El sol se ponía sobre la vasta laguna silenciosa, y un largo desfile de guerreros a caballo se recortó sobre el gran disco rojizo que se hundía en la campiña llana y oscura.
—Es la vanguardia de Miedo —dijo Antemio—. Mañana sabré de cierto si algún compañero de tu guerrero se ha salvado.
—¿Por qué lo haces? —preguntó Livia.
—¿El qué?
—Este intento de salvar al chico. No puede traerte ni siquiera una ventaja a ti, me parece.
—No en particular. Pero siempre he sido fiel a la familia de Flavia Serena.
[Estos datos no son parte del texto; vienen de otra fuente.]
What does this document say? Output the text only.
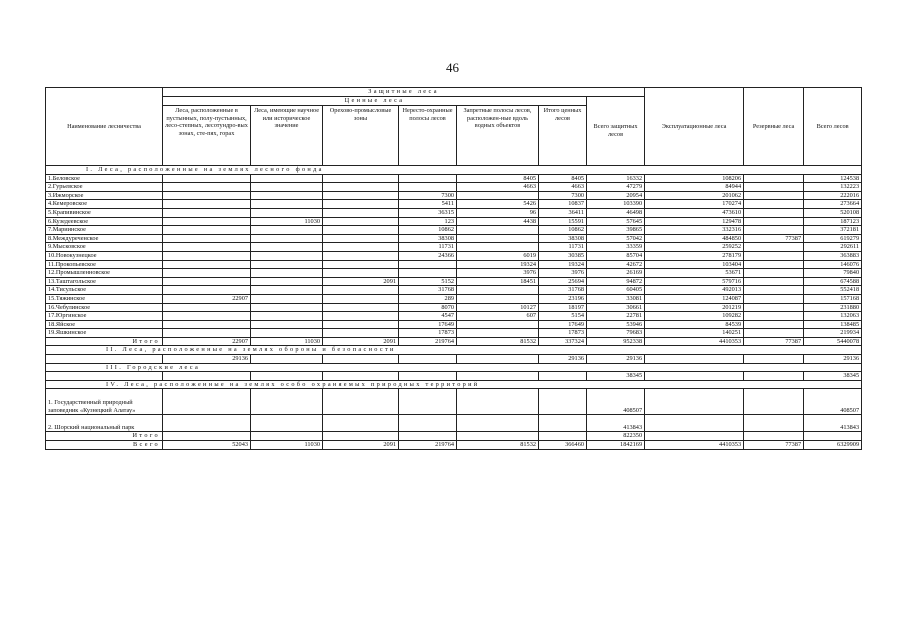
46
Наименование лесничества	Защитные леса							Эксплуатационные леса	Резервные леса	Всего лесов
	Ценные леса						Всего защитных лесов			
	Леса, расположенные в пустынных, полу-пустынных, лесо-степных, лесотундро-вых зонах, сте-пях, горах	Леса, имеющие научное или историческое значение	Орехово-промысловые зоны	Нересто-охранные полосы лесов	Запретные полосы лесов, расположен-ные вдоль водных объектов	Итого ценных лесов				
I. Леса, расположенные на землях лесного фонда										
1.Беловское					8405	8405	16332	108206		124538
2.Гурьевское					4663	4663	47279	84944		132223
3.Ижморское				7300		7300	20954	201062		222016
4.Кемеровское				5411	5426	10837	103390	170274		273664
5.Крапивинское				36315	96	36411	46498	473610		520108
6.Кузедеевское		11030		123	4438	15591	57645	129478		187123
7.Мариинское				10862		10862	39865	332316		372181
8.Междуреченское				38308		38308	57042	484850	77387	619279
9.Мысковское				11731		11731	33359	259252		292611
10.Новокузнецкое				24366	6019	30385	85704	278179		363883
11.Прокопьевское					19324	19324	42672	103404		146076
12.Промышленновское					3976	3976	26169	53671		79840
13.Таштагольское			2091	5152	18451	25694	94872	579716		674588
14.Тисульское				31768		31768	60405	492013		552418
15.Тяжинское	22907			289		23196	33081	124087		157168
16.Чебулинское				8070	10127	18197	30661	201219		231880
17.Юргинское				4547	607	5154	22781	109282		132063
18.Яйское				17649		17649	53946	84539		138485
19.Яшкинское				17873		17873	79683	140251		219934
Итого	22907	11030	2091	219764	81532	337324	952338	4410353	77387	5440078
II. Леса, расположенные на землях обороны и безопасности										
	29136					29136	29136			29136
III. Городские леса										
							38345			38345
IV. Леса, расположенные на землях особо охраняемых природных территорий										
1. Государственный природный заповедник «Кузнецкий Алатау»							408507			408507
2. Шорский национальный парк							413843			413843
Итого							822350			
Всего	52043	11030	2091	219764	81532	366460	1842169	4410353	77387	6329909
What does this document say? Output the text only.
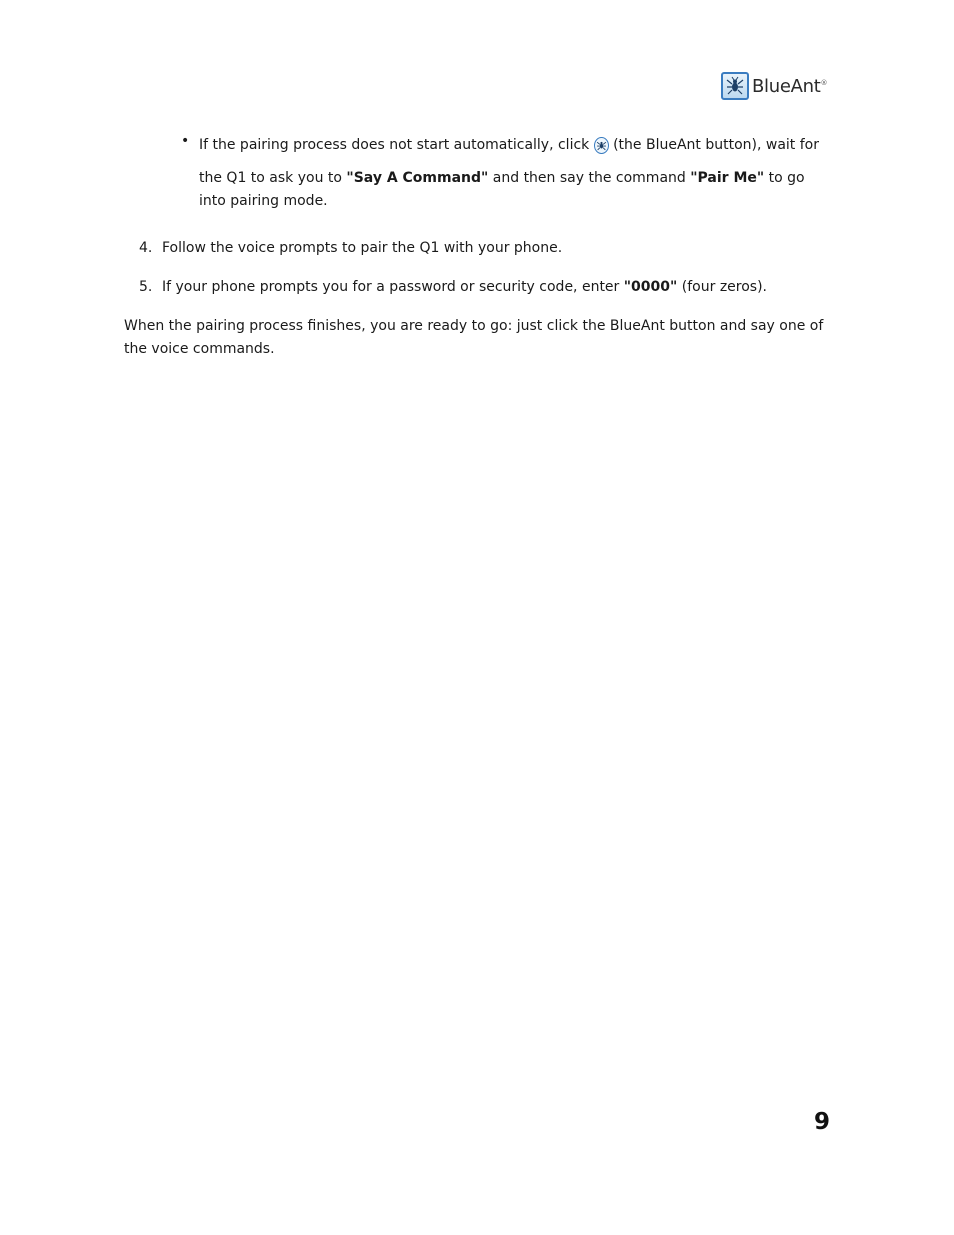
BlueAnt®
• If the pairing process does not start automatically, click (the BlueAnt button), wait for
the Q1 to ask you to "Say A Command" and then say the command "Pair Me" to go into pairing mode.
4. Follow the voice prompts to pair the Q1 with your phone.
5. If your phone prompts you for a password or security code, enter "0000" (four zeros).
When the pairing process finishes, you are ready to go: just click the BlueAnt button and say one of the voice commands.
9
La fidelidad es una virtud típica de los ancianos: se está demasiado cansado para cambiar de conducta y de ideales... —Suspiró—. Serví a su padre durante años y habría hecho todo lo posible para ayudarla si hubiera tenido tiempo para ello, si ese soldado no se hubiera entrometido.
—Tal vez también él tenía sus buenas razones.
—Así lo espero, y me complacerá conocerlas si consigues hacerle hablar.
—Y si Basilisco se muestra interesado en conceder asilo al muchacho, ¿qué harás?
—Le liberaré.
Livia, que en aquel momento le precedía unos pasos, se dio la vuelta bruscamente hacia él:
—¿Qué dices que harás?
—Ya te lo he dicho: le liberaré.
Livia meneó la cabeza y le miró con una mueca burlona.
—¿No eres demasiado anciano para estas aventuras? ¿Y dónde encontrarás a hombres para una empresa semejante? Has dicho que Odoacro le salvará la vida. Ya es mucho, ¿no crees? Conviene dejar las cosas tal como están.
—Sé que me ayudarás —continuó Antemio como si ella no hubiera dicho nada.
—¿Yo? Ni pensarlo. Ya he arriesgado mi pellejo salvando a ese pobre desgraciado. No me veo con ánimos de desafiar la suerte en una partida sin esperanza.
Antemio la cogió por un brazo.
—También tú tienes un sueño, Livia Prisca, y yo puedo ayudarte a hacerlo realidad. Te daré una suma enorme: tendrás suficiente para pagar a cualquiera que necesites para llevar a buen término tu empresa y aún te quedará para dar un fuerte impulso a la realización de tus proyectos. Es cierto que todo es prematuro por el momento: primero hemos de tener la respuesta de Basilisco. Ahora ven, regresemos, mi ausencia podría ser notada.
Se acercaron a la barca de Antemio. Sentado en la orilla le esperaba su acompañante.
—Esteban es mi secretario y soldado de la guardia pretoriana, mi sombra, podría decir. Está al corriente de todo. En el futuro podría ser él quien mantuviera los contactos.
—Como quieras —respondió Livia—, pero creo que eres demasiado confiado: Basilisco no dará un sólido por la vida de Rómulo.
Antemio se limitó a responder:
—Ya veremos.
Subió a la barca y Esteban se puso a los remos. Livia se quedó inmóvil en la orilla mirándolos mientras desaparecían en las sombras del crepúsculo.